I'm also curious to see just how much benefit Humana gets from its in-house service facilities. Humana has over 300 clinics and close to 300 worksite facilities, many times more than UnitedHealth or WellPoint. While sending MA members to in-house facilities would seem to offer good cost-saving potential, it also sounds like a future Dateline expose in the making.
Public Exchanges Still A Gamble
The entire managed care industry is still trying to figure out what Obamacare is going to mean for their businesses on a long-term basis. With that, Cigna and UnitedHealth have chosen to play very defensively by participating in only a small number of exchanges. Humana is going the other way, though, and joining WellPoint and Aetna in participating in the largest number of states.
I understand WellPoint's participation, as it has a large Blue Cross/Blue Shield franchise to defend, but I find this a bold move for Humana. To that end, the early news on enrollment hasn't been particularly positive, as a smaller than expected percentage of those under the age of 34 signed up, skewing the risk pools worse. There are steps in place to mitigate some of this, but it isn't a great beginning for the program.
Strong growth, but will it be profitable growth?
I have little doubt that Humana will be posting some strong revenue and enrollment growth numbers in the coming years. Growing Medicare Advantage is a priority for the company, and improving the company's plan rankings (to earn quality bonuses) should make them more attractive to enrollees. The question is how profitable these new lines of business are. Humana has done a good job of offsetting cost and rate pressure in the past, but that is increasingly mission-critical as opposed to just "nice to have".

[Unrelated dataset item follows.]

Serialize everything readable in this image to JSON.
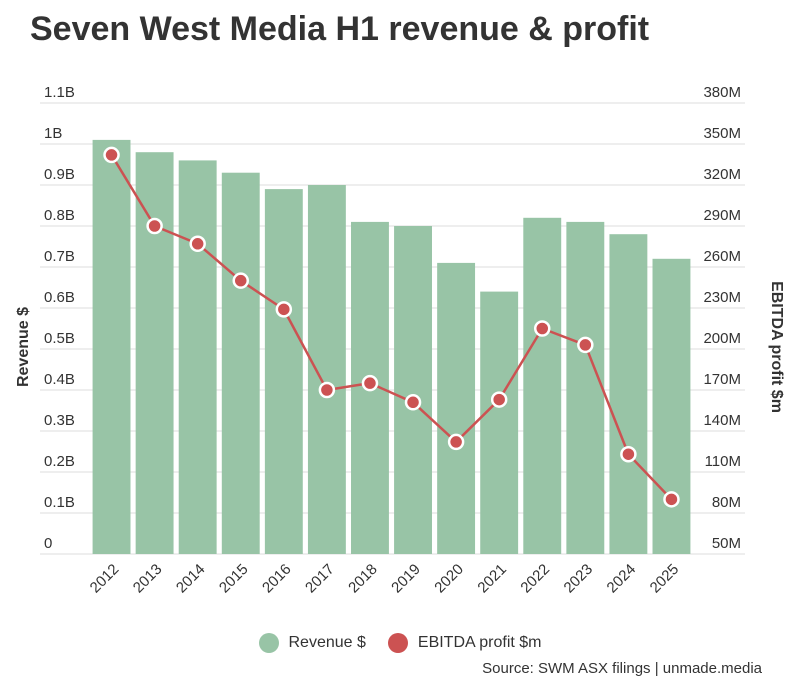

I'm valuing Humana on the basis of long-term free cash flow growth in the mid-single digits and a long-term return on equity of 15.5% (against a trailing 10-year ROE of 16.9%). If that target is valid, Humana should be trading closer to $120 today, while today's price assumes a long-term ROE of 13%.
The Bottom Line
UnitedHealth, Aetna, Cigna, and Humana all offer different business plans for the managed care industry, with UnitedHealth arguably the class of the industry and with a large non-insurance health care IT operation. Cigna offers growing overseas exposure, while Aetna offers sizable exposure to individual risk (including public exchanges) and accountable care organizations.
Humana is the big play on Medicare, and particularly Medicare Advantage. If you believe that Congress will find a way to make sure that private industry can make a buck in MA, Humana ought to do well, but there are definitely execution risks in play here.